Balzo del tasso di positività nell’ultimo bollettino diramato dal ministero della Salute il 2 gennaio. Se infatti il numero dei nuovi contagi è calato sensibilmente rispetto al giorno prima, con 11.831 nuovi contagi, il rapporto dei positivi in base ai tamponi effettuati (67.174) ha subito un’impennata salendo fino al 17,6%. Numeri che fanno apparire inevitabile una nuova stretta.

Dal 7 gennaio, con la fine delle regole anti-Covid previste dal decreto Natale, l'Italia dovrebbe tornare al sistema diversificato di colori (zona rossa, arancione e gialla) in base a contagi e dati. E su questi, governo e regioni decideranno misure e ordinanze ad hoc da applicare di volta in volta.

La scuola

Sul fronte della scuola sembrava certo che, per quanto riguarda le superiori, in ogni istituto sarebbe stato garantito il rientro in presenza per il 50% degli studenti.
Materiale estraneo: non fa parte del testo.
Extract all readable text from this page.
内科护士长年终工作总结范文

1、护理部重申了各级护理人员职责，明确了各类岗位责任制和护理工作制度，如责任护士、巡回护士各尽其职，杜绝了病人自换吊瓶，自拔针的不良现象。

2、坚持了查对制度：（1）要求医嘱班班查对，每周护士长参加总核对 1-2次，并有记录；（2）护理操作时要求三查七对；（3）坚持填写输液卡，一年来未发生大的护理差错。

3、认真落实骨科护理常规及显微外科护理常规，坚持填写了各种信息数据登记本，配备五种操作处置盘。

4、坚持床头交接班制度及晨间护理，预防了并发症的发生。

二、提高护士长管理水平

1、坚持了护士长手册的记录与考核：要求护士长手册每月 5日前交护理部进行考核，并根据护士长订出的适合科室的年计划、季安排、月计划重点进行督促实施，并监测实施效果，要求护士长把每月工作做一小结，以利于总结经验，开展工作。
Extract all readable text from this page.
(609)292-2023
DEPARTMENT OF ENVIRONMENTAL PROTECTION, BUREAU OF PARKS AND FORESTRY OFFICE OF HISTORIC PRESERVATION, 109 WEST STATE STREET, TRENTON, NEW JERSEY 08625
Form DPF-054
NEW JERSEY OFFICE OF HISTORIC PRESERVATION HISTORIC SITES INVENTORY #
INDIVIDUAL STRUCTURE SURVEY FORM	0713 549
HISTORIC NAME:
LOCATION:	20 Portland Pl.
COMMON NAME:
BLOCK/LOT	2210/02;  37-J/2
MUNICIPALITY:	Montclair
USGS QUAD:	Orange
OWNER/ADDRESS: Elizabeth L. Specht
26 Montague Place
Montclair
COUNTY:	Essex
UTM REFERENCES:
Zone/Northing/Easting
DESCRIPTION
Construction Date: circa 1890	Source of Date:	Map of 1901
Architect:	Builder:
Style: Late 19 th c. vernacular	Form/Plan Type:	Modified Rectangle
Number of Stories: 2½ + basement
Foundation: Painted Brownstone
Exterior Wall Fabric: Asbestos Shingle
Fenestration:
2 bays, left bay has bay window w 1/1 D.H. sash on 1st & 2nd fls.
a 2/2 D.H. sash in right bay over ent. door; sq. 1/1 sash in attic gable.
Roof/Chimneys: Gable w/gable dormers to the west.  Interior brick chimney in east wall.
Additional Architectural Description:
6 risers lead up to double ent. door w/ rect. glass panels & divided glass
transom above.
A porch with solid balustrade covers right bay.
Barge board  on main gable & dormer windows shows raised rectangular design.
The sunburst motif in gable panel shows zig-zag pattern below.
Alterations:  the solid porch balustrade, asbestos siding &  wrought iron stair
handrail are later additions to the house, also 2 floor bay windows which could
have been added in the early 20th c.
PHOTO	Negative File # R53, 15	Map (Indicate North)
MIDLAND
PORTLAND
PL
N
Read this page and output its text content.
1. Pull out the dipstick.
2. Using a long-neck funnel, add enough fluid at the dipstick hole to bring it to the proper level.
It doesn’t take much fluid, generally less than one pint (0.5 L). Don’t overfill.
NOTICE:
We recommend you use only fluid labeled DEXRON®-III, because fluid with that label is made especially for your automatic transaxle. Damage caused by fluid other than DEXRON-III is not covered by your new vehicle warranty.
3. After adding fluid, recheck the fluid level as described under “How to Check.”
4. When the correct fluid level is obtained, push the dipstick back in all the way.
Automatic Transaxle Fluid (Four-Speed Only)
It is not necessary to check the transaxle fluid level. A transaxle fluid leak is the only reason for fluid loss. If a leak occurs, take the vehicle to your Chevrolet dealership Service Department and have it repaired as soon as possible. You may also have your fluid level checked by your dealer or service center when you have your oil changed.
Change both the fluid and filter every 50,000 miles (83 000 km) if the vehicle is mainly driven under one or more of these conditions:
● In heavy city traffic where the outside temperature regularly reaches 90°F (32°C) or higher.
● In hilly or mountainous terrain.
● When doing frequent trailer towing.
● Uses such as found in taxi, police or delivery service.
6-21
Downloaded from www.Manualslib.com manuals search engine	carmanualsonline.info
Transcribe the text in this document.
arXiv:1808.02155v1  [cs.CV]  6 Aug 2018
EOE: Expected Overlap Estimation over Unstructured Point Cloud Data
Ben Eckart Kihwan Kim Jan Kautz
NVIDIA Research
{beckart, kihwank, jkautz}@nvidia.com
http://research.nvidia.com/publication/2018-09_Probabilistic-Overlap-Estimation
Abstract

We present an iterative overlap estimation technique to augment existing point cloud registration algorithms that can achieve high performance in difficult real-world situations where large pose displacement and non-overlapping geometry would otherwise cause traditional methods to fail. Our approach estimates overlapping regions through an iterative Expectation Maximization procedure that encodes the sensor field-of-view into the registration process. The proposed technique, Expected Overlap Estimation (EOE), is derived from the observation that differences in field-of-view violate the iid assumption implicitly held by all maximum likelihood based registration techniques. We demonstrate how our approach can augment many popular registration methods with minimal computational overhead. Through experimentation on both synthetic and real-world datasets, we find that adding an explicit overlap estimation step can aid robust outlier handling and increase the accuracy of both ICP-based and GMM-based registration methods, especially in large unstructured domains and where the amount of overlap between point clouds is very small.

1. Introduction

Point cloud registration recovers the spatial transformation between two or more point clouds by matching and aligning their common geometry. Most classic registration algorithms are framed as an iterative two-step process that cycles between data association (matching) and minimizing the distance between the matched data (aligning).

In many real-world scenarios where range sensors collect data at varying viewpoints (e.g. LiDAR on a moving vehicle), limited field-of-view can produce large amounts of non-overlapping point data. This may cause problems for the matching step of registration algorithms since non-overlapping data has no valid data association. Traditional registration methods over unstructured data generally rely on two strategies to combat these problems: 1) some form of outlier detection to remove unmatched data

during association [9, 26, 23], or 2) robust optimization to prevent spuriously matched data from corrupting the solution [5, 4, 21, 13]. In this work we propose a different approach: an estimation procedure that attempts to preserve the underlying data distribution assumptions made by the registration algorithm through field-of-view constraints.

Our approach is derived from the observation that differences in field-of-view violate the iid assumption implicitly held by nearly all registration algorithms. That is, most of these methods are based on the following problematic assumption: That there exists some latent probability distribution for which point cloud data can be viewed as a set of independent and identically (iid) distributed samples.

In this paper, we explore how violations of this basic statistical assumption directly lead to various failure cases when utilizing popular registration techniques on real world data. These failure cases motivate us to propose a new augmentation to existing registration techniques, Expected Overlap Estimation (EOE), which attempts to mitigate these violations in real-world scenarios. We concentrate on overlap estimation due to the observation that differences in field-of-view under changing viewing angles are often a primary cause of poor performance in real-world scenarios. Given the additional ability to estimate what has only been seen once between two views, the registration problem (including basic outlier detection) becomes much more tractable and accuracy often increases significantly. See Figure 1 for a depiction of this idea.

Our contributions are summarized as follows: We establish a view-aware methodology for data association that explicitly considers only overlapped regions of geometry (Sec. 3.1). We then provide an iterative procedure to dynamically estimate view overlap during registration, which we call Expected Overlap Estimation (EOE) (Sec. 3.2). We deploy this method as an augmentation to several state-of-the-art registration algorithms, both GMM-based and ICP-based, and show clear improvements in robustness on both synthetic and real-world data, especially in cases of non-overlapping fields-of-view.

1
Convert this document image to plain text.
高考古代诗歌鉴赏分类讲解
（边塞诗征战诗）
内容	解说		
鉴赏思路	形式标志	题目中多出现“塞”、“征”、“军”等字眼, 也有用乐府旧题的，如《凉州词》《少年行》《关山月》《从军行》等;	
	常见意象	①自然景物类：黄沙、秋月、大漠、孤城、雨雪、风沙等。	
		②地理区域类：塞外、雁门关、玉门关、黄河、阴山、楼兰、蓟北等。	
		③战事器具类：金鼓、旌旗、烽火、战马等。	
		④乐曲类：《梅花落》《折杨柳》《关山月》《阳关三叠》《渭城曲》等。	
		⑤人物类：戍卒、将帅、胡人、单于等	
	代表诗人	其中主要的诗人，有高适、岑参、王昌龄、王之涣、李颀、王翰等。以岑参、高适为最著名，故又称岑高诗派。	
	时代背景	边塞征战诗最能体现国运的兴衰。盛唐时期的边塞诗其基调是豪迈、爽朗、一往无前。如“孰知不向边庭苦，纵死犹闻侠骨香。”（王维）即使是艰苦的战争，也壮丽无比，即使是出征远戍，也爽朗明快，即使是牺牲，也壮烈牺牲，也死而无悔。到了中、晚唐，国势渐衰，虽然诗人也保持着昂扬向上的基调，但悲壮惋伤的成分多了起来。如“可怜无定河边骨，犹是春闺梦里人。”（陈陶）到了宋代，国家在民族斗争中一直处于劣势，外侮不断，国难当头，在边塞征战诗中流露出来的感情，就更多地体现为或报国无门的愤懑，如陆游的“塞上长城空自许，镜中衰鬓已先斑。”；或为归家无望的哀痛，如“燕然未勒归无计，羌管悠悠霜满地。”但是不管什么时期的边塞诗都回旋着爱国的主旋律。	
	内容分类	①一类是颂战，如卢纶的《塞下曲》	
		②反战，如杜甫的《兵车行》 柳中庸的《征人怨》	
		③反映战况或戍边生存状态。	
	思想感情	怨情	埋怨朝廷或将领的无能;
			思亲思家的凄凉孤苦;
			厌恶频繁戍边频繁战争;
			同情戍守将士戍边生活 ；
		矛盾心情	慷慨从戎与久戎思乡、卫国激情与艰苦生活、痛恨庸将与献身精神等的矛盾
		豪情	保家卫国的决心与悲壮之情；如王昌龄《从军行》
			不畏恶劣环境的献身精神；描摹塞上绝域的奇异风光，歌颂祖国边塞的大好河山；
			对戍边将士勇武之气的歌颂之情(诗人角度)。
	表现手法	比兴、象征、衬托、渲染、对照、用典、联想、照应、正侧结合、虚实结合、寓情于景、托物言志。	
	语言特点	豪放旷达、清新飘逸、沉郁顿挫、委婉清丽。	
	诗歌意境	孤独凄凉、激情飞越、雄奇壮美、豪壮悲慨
Ma il tema ora torna prepotentemente al centro del tavolo. Tanto da spingere il presidente della Conferenza delle Regioni, Stefano Bonaccini, a rimettere in discussione quella data: «Credo sarebbe giusto che il governo nelle prossime ore ci riconvocasse e insieme prendessimo una decisione, in maniera molto laica», dice. 

Ristorazione

In scadenza, a partire dal 15 gennaio, le rigide limitazioni per il comparto ristorazione. Ma almeno fino a quella data - e salvo nuove regole varate da governo e premier -, in zona gialla bar, ristoranti e pizzerie resteranno aperti (anche nei giorni festivi) con consumo al tavolo solo dalle ore 5 alle ore 18, mentre dopo sarà vietato consumare cibo e bevande nei locali o per strada. Dalle ore 18 alle ore 22 sarà tuttavia consentito l’asporto, mentre la consegna a domicilio resterà sempre possibile.

Risale l'indice Rt

A pesare sulle decisioni di governo e regioni però, come detto, saranno i dati forniti dalla Cabina di regia per il monitoraggio regionale. Che al momento non sono buoni: l'ultimo report dell'Iss ha infatti evidenziato la risalita dell'indice Rt a 0.93.

A rischiare la zona rossa per ora sono soprattutto Veneto, Liguria e Calabria, ma anche Puglia, Basilicata e Lombardia. Altri indicatori d'allerta riguardano Friuli Venezia Giulia, Valle d'Aosta, Piemonte, Provincia autonoma di Trento ed Emilia Romagna, che hanno una probabilità superiore del 50% di superare la soglia critica di occupazione dei posti letto in area medica in 30 giorni, mentre per Lombardia, Trento e Veneto lo stesso discorso vale per le terapie intensive.